SÃO PAULO, SP (FOLHAPRESS) - O ex-diretor do FBI Robert Mueller morreu na sexta-feira (20), aos 81 anos. Conhecido por sua postura pragmática, ele investigou a interferência da Rússia nas eleições dos Estados Unidos de 2016 e a relação do país europeu com a campanha de Donald Trump, mas optou por não apresentar acusações criminais contra o líder republicano.

A morte foi anunciada neste sábado (21) por diversos veículos e confirmada em nota pela família. "Com profunda tristeza compartilhamos a notícia de que Bob faleceu na noite de sexta-feira", escreveram no comunicado, pedindo respeito à privacidade. O local e a causa da morte não foram divulgados.

Robert Swan Mueller nasceu em Manhattan, em 7 de agosto de 1944. Ele se formou como bacharel em ciência política na Universidade de Princeton, em 1966, e como mestre em relações internacionais pela Universidade de Nova York, em 1967.

Mueller se tornou o sexto diretor do FBI em 4 de setembro de 2001, uma semana antes dos ataques terroristas às torres gêmeas, em 11 de setembro daquele ano. Desde sua posse, ele impôs as mudanças estruturais e culturais mais significativas da história do FBI, buscando transformar a agência em um serviço de inteligência mais eficiente e condizente com o século 21.

Seus agentes foram os primeiros a denunciar os abusos nas prisões secretas que a CIA havia estabelecido após o 11 de Setembro para deter, interrogar e torturar suspeitos de terrorismo.

Quando Mueller deixou o cargo, em junho de 2013, para ser sucedido por James B. Comey, o então presidente, Barack Obama, o elogiou.

"Sob sua supervisão, o FBI uniu forças com nossos profissionais de inteligência, militares e segurança interna para desmantelar células da Al Qaeda, interromper suas atividades e frustrar seus planos", disse em uma cerimônia no Jardim das Rosas na ocasião. "Incontáveis americanos estão vivos hoje, e nosso país está mais seguro por causa do excelente trabalho do FBI sob a liderança de Bob Mueller".

Depois de deixar o órgão de inteligência, Mueller foi convocado para investigar um presidente em exercício, Donald Trump.
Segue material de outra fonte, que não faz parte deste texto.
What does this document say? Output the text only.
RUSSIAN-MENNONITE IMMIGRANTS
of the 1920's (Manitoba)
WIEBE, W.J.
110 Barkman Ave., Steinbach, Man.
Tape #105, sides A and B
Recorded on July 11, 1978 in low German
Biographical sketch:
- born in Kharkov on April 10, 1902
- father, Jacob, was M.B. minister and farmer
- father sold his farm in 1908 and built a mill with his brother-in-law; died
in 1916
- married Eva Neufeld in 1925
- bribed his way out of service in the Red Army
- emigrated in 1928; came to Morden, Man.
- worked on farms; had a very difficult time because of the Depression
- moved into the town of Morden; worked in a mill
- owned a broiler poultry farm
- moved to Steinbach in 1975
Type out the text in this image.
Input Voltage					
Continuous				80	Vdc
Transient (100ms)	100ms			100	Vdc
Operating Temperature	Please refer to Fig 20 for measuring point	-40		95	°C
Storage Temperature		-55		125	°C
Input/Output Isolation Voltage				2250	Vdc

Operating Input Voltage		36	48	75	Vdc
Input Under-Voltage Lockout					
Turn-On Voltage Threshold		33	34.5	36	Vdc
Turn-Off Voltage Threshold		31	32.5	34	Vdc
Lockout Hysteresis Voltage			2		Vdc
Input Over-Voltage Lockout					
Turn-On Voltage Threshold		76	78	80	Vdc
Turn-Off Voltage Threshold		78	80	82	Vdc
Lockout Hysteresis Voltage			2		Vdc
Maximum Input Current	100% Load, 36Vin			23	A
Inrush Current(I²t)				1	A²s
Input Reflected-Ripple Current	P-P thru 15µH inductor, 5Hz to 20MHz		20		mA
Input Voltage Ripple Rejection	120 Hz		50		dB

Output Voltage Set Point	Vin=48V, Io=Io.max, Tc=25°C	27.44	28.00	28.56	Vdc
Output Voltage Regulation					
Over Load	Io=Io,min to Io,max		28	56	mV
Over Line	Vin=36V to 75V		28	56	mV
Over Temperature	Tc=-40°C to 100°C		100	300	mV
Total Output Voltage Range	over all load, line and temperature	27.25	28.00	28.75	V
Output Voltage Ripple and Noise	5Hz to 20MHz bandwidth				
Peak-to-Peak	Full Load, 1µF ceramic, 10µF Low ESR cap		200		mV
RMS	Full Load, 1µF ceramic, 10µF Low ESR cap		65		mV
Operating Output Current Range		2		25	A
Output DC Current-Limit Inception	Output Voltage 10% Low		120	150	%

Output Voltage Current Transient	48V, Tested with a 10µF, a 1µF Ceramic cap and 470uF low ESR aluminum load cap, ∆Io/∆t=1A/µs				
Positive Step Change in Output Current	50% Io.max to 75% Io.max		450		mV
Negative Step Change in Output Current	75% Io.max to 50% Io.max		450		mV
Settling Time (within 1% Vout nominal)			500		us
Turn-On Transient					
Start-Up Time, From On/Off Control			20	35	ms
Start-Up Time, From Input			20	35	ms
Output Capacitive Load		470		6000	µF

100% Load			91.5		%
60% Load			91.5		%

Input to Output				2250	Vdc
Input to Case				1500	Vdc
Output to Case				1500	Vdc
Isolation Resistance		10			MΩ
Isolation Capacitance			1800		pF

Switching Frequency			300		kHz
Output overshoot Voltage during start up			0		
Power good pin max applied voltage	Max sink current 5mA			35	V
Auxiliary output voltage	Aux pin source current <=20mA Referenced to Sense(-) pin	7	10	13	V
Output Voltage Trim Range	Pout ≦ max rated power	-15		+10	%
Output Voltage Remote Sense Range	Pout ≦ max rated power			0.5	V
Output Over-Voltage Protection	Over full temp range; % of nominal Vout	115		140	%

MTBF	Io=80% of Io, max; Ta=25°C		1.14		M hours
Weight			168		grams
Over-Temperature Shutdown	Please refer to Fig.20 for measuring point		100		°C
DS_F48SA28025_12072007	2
O Departamento de Justiça o nomeou como promotor especial em maio de 2017, poucos dias depois de Trump demitir Comey do cargo de diretor.

O agente investigava as ligações entre a campanha de Trump e uma operação secreta russa para ajudá-lo a vencer a Casa Branca quando foi demitido.

Na época, as diretrizes do Departamento de Justiça dos EUA já determinavam que um presidente em exercício não poderia ser indiciado, mas os inimigos políticos de Trump esperavam que as investigações de Mueller pudessem ajudar a destituí-lo.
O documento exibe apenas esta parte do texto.